Cerca del puerto de Rio de Janeiro, unos 4.000 obreros, artesanos, costureros e ingenieros trabajan a todo tren para armar los carros y ornamentos que lucirán los desfilantes.
Las tareas se llevan a cabo en la "Ciudad de la Samba", un predio donde cada una de las 14 escuelas dispone desde el año pasado de amplio espacio para preparar su desfile.
La "Ciudad de la Samba" tiene sus propios códigos, y uno de ellos es el de mantener en secreto los trabajos. Ningún empleado o miembro de una escuela puede siquiera pasar cerca de los galpones de otra sin pedir permiso, so pena de ser llamado al orden y hasta de ser suspendido.
Fotógrafos y camarógrafos solo pueden registrar lo que los encargados de prensa autorizan. Y tanto a la "Ciudad de la Samba" como a los talleres sólo se ingresa con un guía.
"El problema son los espías", dice a la AFP Max Lopes, responsable del desfile de Mangueira. "A mi no me preocupa tanto pero lo bonito es sorprender en la Sapucaí", la avenida del Sambódromo, añade.
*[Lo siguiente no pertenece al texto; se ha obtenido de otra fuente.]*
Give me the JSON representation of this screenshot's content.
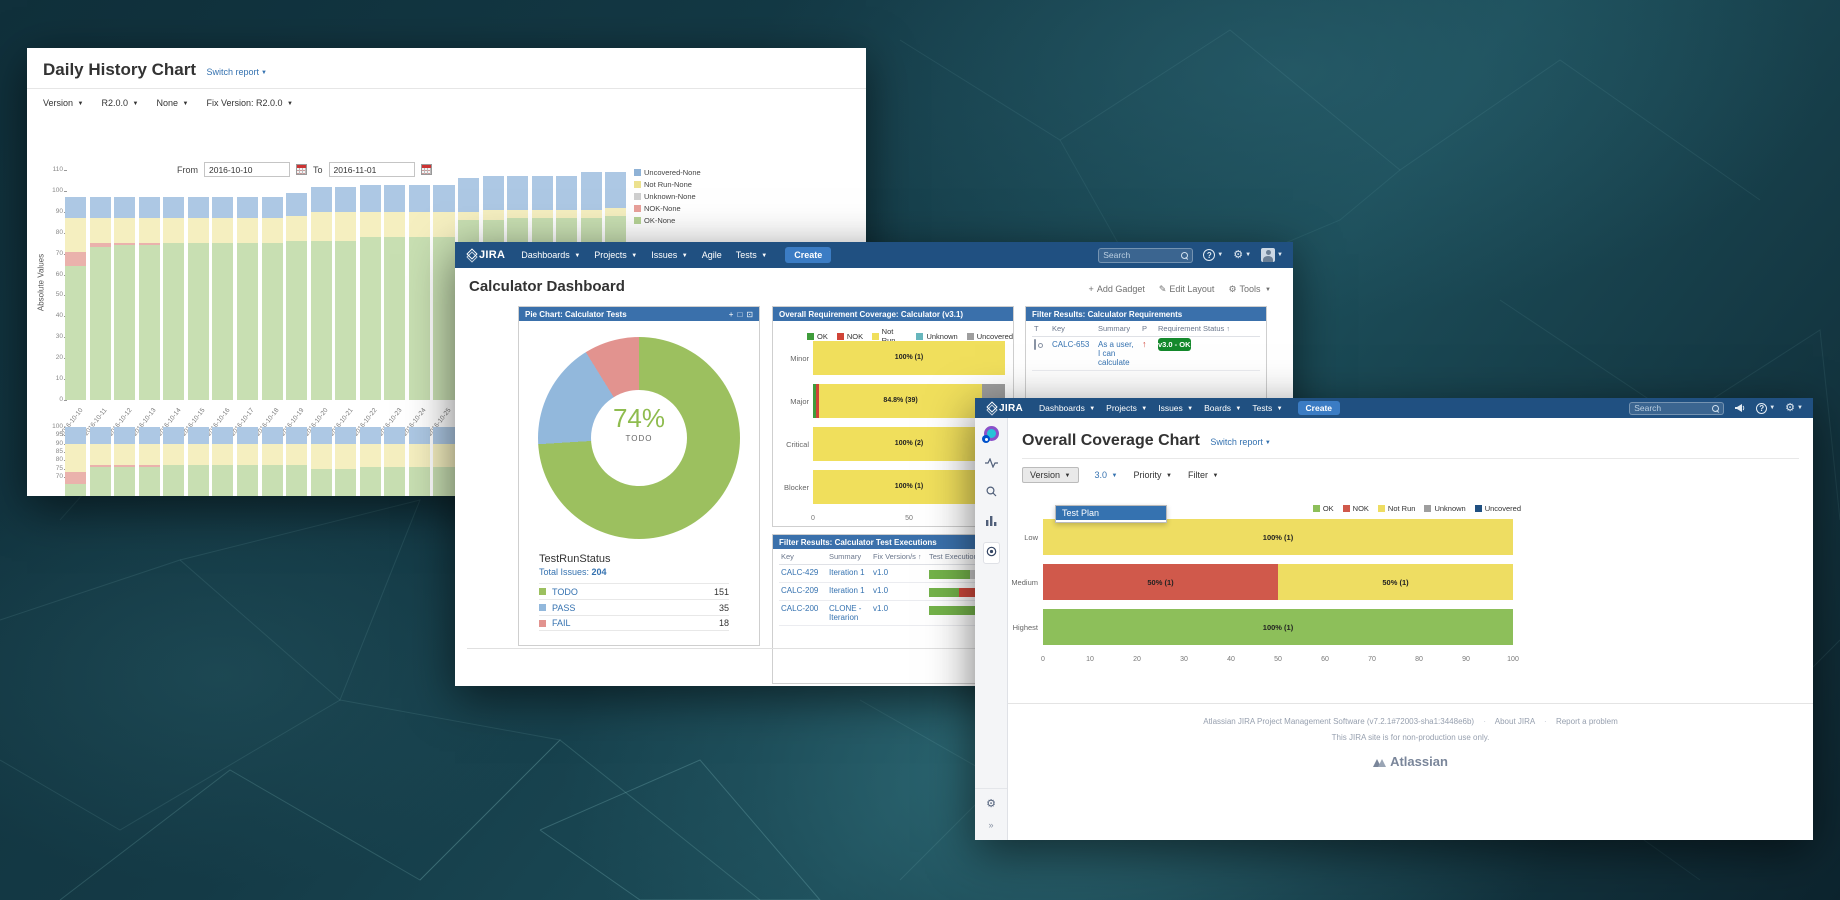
{
  "win1": {
    "title": "Daily History Chart",
    "switch_report": "Switch report",
    "filters": {
      "f1": "Version",
      "f2": "R2.0.0",
      "f3": "None",
      "f4": "Fix Version: R2.0.0"
    },
    "from_label": "From",
    "to_label": "To",
    "from_value": "2016-10-10",
    "to_value": "2016-11-01",
    "ylabel": "Absolute Values"
  },
  "win2": {
    "nav": {
      "logo": "JIRA",
      "items": {
        "0": "Dashboards",
        "1": "Projects",
        "2": "Issues",
        "3": "Agile",
        "4": "Tests"
      },
      "create": "Create",
      "search_placeholder": "Search"
    },
    "page_title": "Calculator Dashboard",
    "actions": {
      "add_gadget": "Add Gadget",
      "edit_layout": "Edit Layout",
      "tools": "Tools"
    },
    "pie_gadget": {
      "title": "Pie Chart: Calculator Tests",
      "stat_type": "TestRunStatus",
      "total_label": "Total Issues:"
    },
    "reqcov_gadget": {
      "title": "Overall Requirement Coverage: Calculator (v3.1)"
    },
    "filterreq_gadget": {
      "title": "Filter Results: Calculator Requirements",
      "columns": {
        "t": "T",
        "key": "Key",
        "summary": "Summary",
        "p": "P",
        "status": "Requirement Status"
      },
      "row": {
        "key": "CALC-653",
        "summary": "As a user, I can calculate",
        "status": "v3.0 - OK"
      }
    },
    "filterexec_gadget": {
      "title": "Filter Results: Calculator Test Executions",
      "columns": {
        "key": "Key",
        "summary": "Summary",
        "fix": "Fix Version/s",
        "exec": "Test Execution"
      },
      "rows": {
        "0": {
          "key": "CALC-429",
          "summary": "Iteration 1",
          "fix": "v1.0",
          "progress": [
            {
              "color": "#74b34a",
              "pct": 57
            },
            {
              "color": "#cccccc",
              "pct": 43
            }
          ]
        },
        "1": {
          "key": "CALC-209",
          "summary": "Iteration 1",
          "fix": "v1.0",
          "progress": [
            {
              "color": "#74b34a",
              "pct": 42
            },
            {
              "color": "#d0493c",
              "pct": 28
            },
            {
              "color": "#cccccc",
              "pct": 30
            }
          ]
        },
        "2": {
          "key": "CALC-200",
          "summary": "CLONE - Iterarion",
          "fix": "v1.0",
          "progress": [
            {
              "color": "#74b34a",
              "pct": 100
            }
          ]
        }
      }
    }
  },
  "win3": {
    "nav": {
      "logo": "JIRA",
      "items": {
        "0": "Dashboards",
        "1": "Projects",
        "2": "Issues",
        "3": "Boards",
        "4": "Tests"
      },
      "create": "Create",
      "search_placeholder": "Search"
    },
    "page_title": "Overall Coverage Chart",
    "switch_report": "Switch report",
    "filters": {
      "version": "Version",
      "version_value": "3.0",
      "priority": "Priority",
      "filter": "Filter"
    },
    "dropdown_item": "Test Plan",
    "footer": {
      "line1": "Atlassian JIRA Project Management Software (v7.2.1#72003-sha1:3448e6b)",
      "about": "About JIRA",
      "report": "Report a problem",
      "line2": "This JIRA site is for non-production use only.",
      "brand": "Atlassian"
    }
  },
  "chart_data": [
    {
      "id": "daily-history-absolute",
      "type": "bar",
      "stacked": true,
      "ylabel": "Absolute Values",
      "ylim": [
        0,
        110
      ],
      "yticks": [
        0,
        10,
        20,
        30,
        40,
        50,
        60,
        70,
        80,
        90,
        100,
        110
      ],
      "grid": false,
      "legend_position": "right",
      "categories": [
        "2016-10-10",
        "2016-10-11",
        "2016-10-12",
        "2016-10-13",
        "2016-10-14",
        "2016-10-15",
        "2016-10-16",
        "2016-10-17",
        "2016-10-18",
        "2016-10-19",
        "2016-10-20",
        "2016-10-21",
        "2016-10-22",
        "2016-10-23",
        "2016-10-24",
        "2016-10-25",
        "2016-10-26",
        "2016-10-27",
        "2016-10-28",
        "2016-10-29",
        "2016-10-30",
        "2016-10-31",
        "2016-11-01"
      ],
      "series": [
        {
          "name": "OK-None",
          "color": "#c8dfb2",
          "values": [
            64,
            73,
            74,
            74,
            75,
            75,
            75,
            75,
            75,
            76,
            76,
            76,
            78,
            78,
            78,
            78,
            86,
            86,
            87,
            87,
            87,
            87,
            88
          ]
        },
        {
          "name": "NOK-None",
          "color": "#eab2ac",
          "values": [
            7,
            2,
            1,
            1,
            0,
            0,
            0,
            0,
            0,
            0,
            0,
            0,
            0,
            0,
            0,
            0,
            0,
            0,
            0,
            0,
            0,
            0,
            0
          ]
        },
        {
          "name": "Not Run-None",
          "color": "#f5efc0",
          "values": [
            16,
            12,
            12,
            12,
            12,
            12,
            12,
            12,
            12,
            12,
            14,
            14,
            12,
            12,
            12,
            12,
            4,
            5,
            4,
            4,
            4,
            4,
            4
          ]
        },
        {
          "name": "Unknown-None",
          "color": "#d8d8d8",
          "values": [
            0,
            0,
            0,
            0,
            0,
            0,
            0,
            0,
            0,
            0,
            0,
            0,
            0,
            0,
            0,
            0,
            0,
            0,
            0,
            0,
            0,
            0,
            0
          ]
        },
        {
          "name": "Uncovered-None",
          "color": "#adc8e4",
          "values": [
            10,
            10,
            10,
            10,
            10,
            10,
            10,
            10,
            10,
            11,
            12,
            12,
            13,
            13,
            13,
            13,
            16,
            16,
            16,
            16,
            16,
            18,
            17
          ]
        }
      ],
      "legend": [
        {
          "label": "Uncovered-None",
          "color": "#8fb2d6"
        },
        {
          "label": "Not Run-None",
          "color": "#ece18e"
        },
        {
          "label": "Unknown-None",
          "color": "#cfcfcf"
        },
        {
          "label": "NOK-None",
          "color": "#e8a09a"
        },
        {
          "label": "OK-None",
          "color": "#b5d295"
        }
      ]
    },
    {
      "id": "daily-history-relative",
      "type": "bar",
      "stacked": true,
      "unit": "percent",
      "ylim": [
        0,
        100
      ],
      "yticks": [
        100,
        95,
        90,
        85,
        80,
        75,
        70
      ],
      "categories": [
        "2016-10-10",
        "2016-10-11",
        "2016-10-12",
        "2016-10-13",
        "2016-10-14",
        "2016-10-15",
        "2016-10-16",
        "2016-10-17",
        "2016-10-18",
        "2016-10-19",
        "2016-10-20",
        "2016-10-21",
        "2016-10-22",
        "2016-10-23",
        "2016-10-24",
        "2016-10-25",
        "2016-10-26",
        "2016-10-27",
        "2016-10-28",
        "2016-10-29",
        "2016-10-30",
        "2016-10-31",
        "2016-11-01"
      ],
      "series": [
        {
          "name": "OK-None",
          "color": "#c8dfb2",
          "values": [
            66,
            76,
            76,
            76,
            77,
            77,
            77,
            77,
            77,
            77,
            75,
            75,
            76,
            76,
            76,
            76,
            81,
            81,
            81,
            81,
            81,
            80,
            80
          ]
        },
        {
          "name": "NOK-None",
          "color": "#eab2ac",
          "values": [
            7,
            1,
            1,
            1,
            0,
            0,
            0,
            0,
            0,
            0,
            0,
            0,
            0,
            0,
            0,
            0,
            0,
            0,
            0,
            0,
            0,
            0,
            0
          ]
        },
        {
          "name": "Not Run-None",
          "color": "#f5efc0",
          "values": [
            17,
            13,
            13,
            13,
            13,
            13,
            13,
            13,
            13,
            13,
            15,
            15,
            14,
            14,
            14,
            14,
            6,
            6,
            6,
            6,
            6,
            7,
            7
          ]
        },
        {
          "name": "Unknown-None",
          "color": "#d8d8d8",
          "values": [
            0,
            0,
            0,
            0,
            0,
            0,
            0,
            0,
            0,
            0,
            0,
            0,
            0,
            0,
            0,
            0,
            0,
            0,
            0,
            0,
            0,
            0,
            0
          ]
        },
        {
          "name": "Uncovered-None",
          "color": "#adc8e4",
          "values": [
            10,
            10,
            10,
            10,
            10,
            10,
            10,
            10,
            10,
            10,
            10,
            10,
            10,
            10,
            10,
            10,
            13,
            13,
            13,
            13,
            13,
            13,
            13
          ]
        }
      ]
    },
    {
      "id": "test-run-status-pie",
      "type": "pie",
      "title": "Pie Chart: Calculator Tests",
      "stat_type": "TestRunStatus",
      "total": 204,
      "slices": [
        {
          "label": "TODO",
          "value": 151,
          "color": "#9cc05f"
        },
        {
          "label": "PASS",
          "value": 35,
          "color": "#92b8dc"
        },
        {
          "label": "FAIL",
          "value": 18,
          "color": "#e2938f"
        }
      ],
      "center": {
        "pct": "74%",
        "label": "TODO"
      }
    },
    {
      "id": "requirement-coverage",
      "type": "bar",
      "orientation": "horizontal",
      "stacked": true,
      "title": "Overall Requirement Coverage: Calculator (v3.1)",
      "xlim": [
        0,
        100
      ],
      "xticks": [
        0,
        50,
        100
      ],
      "colors": {
        "OK": "#3f9c3b",
        "NOK": "#d04437",
        "Not Run": "#f0df5c",
        "Unknown": "#67b6bd",
        "Uncovered": "#9e9e9e"
      },
      "legend": [
        "OK",
        "NOK",
        "Not Run",
        "Unknown",
        "Uncovered"
      ],
      "bars": [
        {
          "category": "Minor",
          "segments": [
            {
              "status": "Not Run",
              "pct": 100,
              "label": "100% (1)"
            }
          ]
        },
        {
          "category": "Major",
          "segments": [
            {
              "status": "OK",
              "pct": 1.5
            },
            {
              "status": "NOK",
              "pct": 1.7
            },
            {
              "status": "Not Run",
              "pct": 84.8,
              "label": "84.8% (39)"
            },
            {
              "status": "Uncovered",
              "pct": 12
            }
          ]
        },
        {
          "category": "Critical",
          "segments": [
            {
              "status": "Not Run",
              "pct": 100,
              "label": "100% (2)"
            }
          ]
        },
        {
          "category": "Blocker",
          "segments": [
            {
              "status": "Not Run",
              "pct": 100,
              "label": "100% (1)"
            }
          ]
        }
      ]
    },
    {
      "id": "overall-coverage",
      "type": "bar",
      "orientation": "horizontal",
      "stacked": true,
      "title": "Overall Coverage Chart",
      "xlim": [
        0,
        100
      ],
      "xticks": [
        0,
        10,
        20,
        30,
        40,
        50,
        60,
        70,
        80,
        90,
        100
      ],
      "colors": {
        "OK": "#8dbf5a",
        "NOK": "#d0594b",
        "Not Run": "#eedd62",
        "Unknown": "#9e9e9e",
        "Uncovered": "#205081"
      },
      "legend": [
        "OK",
        "NOK",
        "Not Run",
        "Unknown",
        "Uncovered"
      ],
      "bars": [
        {
          "category": "Low",
          "segments": [
            {
              "status": "Not Run",
              "pct": 100,
              "label": "100% (1)"
            }
          ]
        },
        {
          "category": "Medium",
          "segments": [
            {
              "status": "NOK",
              "pct": 50,
              "label": "50% (1)"
            },
            {
              "status": "Not Run",
              "pct": 50,
              "label": "50% (1)"
            }
          ]
        },
        {
          "category": "Highest",
          "segments": [
            {
              "status": "OK",
              "pct": 100,
              "label": "100% (1)"
            }
          ]
        }
      ]
    }
  ]
}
"Yo no puedo hablar mucho ni siquiera en casa porque mi padre trabaja en Mangueira", dice Karla Sampaio, vocera de la escuela Porto da Pedra, en una enorme plaza que es tal vez el único punto de confraternización de esa edificación de 97.000 metros cuadrados.
En el galpón de Mangueira, unas 300 personas trabajan día y noche, poniendo a punto las carrozas, pintando esculturas, colocando piedras y plumas en vestidos y verificando los sistemas hidráulicos y eléctricos que darán brillo a su samba de exaltación a la lengua portuguesa.
Mangueira, una de las escuelas más emblemáticas, desfilará con unos 4.000 integrantes, la mayoría vecinos de ese barrio que en el último año ha sido uno de los más violentos de Rio.
"Todas las escuelas brillarán, pero la campeona será la que logre entusiasmar más al público y en eso el samba es lo importante. En Mangueira el 85% de los componentes es de la comunidad y cantan a todo vapor", añade.
Según Lopes, Mangueira tiene pocos extranjeros entre sus componentes. "Los extranjeros en vez de cantar, caminan tirando besos. Y por extranjero no me refiero a ingleses o franceses sino a los que son de barrios cariocas como Tijuca o Flamengo", afirma.